The ultimate way to resolve this impasse is to characterize structurally various intermediates of transcription cycle formed by both types of RNAPs. In the absence of such data, protein–RNA crosslinking and molecular modeling can provide useful information. In a recent issue of PNAS, Temiakov et al. (15) used RNA–DNA and RNA–protein crosslinking to study transcript elongation by T7 RNAP. Temiakov et al. incorporated a crosslinkable analogue of UMP, U*, into defined positions of the nascent RNA of artificially stalled, active T7 RNAP elongation complexes. The flexible spacer arm between the derivatized nucleotide base and the crosslinking group is long enough to allow the crosslinker to reach the complementary strand of a double-stranded nucleic acid. Thus, by following the appearance of RNA–DNA crosslinks between the derivatized nascent RNA and the template DNA strand, one can estimate the length of the RNA⋅DNA hybrid. The results are unambiguous and indicate that RNA–DNA crosslinks persist until the crosslinker is 9 base pairs upstream of the catalytic site (by convention, this position is referred to as −9). When the crosslinker is moved further away from the catalytic center, RNA–DNA crosslinks disappear, and RNA-protein crosslinks become prominent.

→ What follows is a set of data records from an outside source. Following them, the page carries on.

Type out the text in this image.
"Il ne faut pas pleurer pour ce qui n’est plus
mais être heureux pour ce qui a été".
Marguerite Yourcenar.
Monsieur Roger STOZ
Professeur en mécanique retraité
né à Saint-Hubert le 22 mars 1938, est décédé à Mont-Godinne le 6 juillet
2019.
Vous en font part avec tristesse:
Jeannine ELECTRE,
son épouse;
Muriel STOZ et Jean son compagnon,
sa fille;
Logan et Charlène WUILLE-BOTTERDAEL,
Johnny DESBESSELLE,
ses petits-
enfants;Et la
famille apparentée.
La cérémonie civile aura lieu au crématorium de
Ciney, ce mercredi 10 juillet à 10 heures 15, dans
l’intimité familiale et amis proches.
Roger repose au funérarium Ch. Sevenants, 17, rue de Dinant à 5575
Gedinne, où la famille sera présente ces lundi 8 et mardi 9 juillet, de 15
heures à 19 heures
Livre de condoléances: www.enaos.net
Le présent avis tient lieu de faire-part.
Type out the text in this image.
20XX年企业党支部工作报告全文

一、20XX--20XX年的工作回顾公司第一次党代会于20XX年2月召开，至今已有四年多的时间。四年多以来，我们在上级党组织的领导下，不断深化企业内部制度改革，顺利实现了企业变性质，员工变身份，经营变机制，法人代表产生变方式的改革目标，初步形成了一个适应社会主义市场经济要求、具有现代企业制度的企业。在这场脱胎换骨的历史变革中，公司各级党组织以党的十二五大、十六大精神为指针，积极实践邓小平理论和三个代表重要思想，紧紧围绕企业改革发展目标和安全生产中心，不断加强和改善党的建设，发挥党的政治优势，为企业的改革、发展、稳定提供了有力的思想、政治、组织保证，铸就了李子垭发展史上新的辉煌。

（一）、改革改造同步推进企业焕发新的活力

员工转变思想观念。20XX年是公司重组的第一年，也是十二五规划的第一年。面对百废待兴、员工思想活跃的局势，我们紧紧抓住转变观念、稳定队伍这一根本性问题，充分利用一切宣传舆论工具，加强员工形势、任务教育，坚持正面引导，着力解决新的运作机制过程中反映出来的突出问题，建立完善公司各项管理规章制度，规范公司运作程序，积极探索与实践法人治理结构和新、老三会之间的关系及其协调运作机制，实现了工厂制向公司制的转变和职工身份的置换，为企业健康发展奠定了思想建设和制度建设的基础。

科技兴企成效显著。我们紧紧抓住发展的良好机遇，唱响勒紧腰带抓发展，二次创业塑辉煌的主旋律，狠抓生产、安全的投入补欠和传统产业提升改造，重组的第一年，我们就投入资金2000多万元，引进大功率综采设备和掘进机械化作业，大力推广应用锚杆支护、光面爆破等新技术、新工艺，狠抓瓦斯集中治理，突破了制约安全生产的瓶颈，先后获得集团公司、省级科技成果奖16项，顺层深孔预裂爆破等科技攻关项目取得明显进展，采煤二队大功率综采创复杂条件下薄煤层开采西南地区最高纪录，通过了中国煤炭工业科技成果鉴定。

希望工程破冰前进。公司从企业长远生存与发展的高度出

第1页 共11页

The RNA–DNA crosslinking experiment suggests a hybrid that is longer than observed in the structure of initiating T7 RNAP (12). To model the position of the hybrid in an elongating complex, Temiakov et al. (15) mapped the site of a crosslink between a short-range crosslinker incorporated into the nascent RNA 9 base pairs upstream of the catalytic center and RNAP. This critical position, where RNA is displaced from the hybrid, seems to contribute to elongation complex stability. By using a panel of chemical-mapping techniques in combination with RNAP mutants, the crosslink site was localized to within 7 T7 RNAP amino acids in the so-called specificity loop (16). The specificity loop is a phage RNAP-specific feature, which in the open promoter complex recognizes the double-stranded DNA 10–12 base pairs upstream of the transcription initiation start point. Strikingly, 2 amino acids within the 7-aa fragment that harbors the crosslink site are known to contact the promoter at positions −7, −10, and −11 and are critical in specific promoter recognition (16, 17). Thus, it seems that during promoter clearance, the contacts between the specificity loop and the upstream-promoter DNA are broken, and new contacts with RNA and possibly DNA at the upstream edge of the transcription bubble are established. The latter contacts may prevent collapse of the transcription bubble and thus stabilize RNA in the elongation complex. In addition, continued interactions between the specificity loop and DNA during elongation may contribute to sequence-specific pausing by T7 RNAP (18).
Localization of the position of ribonucleotide at the end of the hybrid allowed modeling of the overall position of the hybrid in the elongation complex (the 3′ end of the RNA in the hybrid is constrained, because the position of the catalytic center of the enzyme is known; ref. 16). The proposed trajectory results in few clashes, is consistent with much of the biochemical and genetic data, and is not consistent with the RNA-exit pathway suggested by the structure of the T7 RNAP initiation complex (12). In an independent study, Shen and Kang (19) mapped T7 RNAP–RNA crosslinks from either the derivatized 3′ end of the nascent RNA or from the −9 position of the nascent RNA in several stalled elongation complexes. Their results are in agreement with those of Temiakov et al. (15).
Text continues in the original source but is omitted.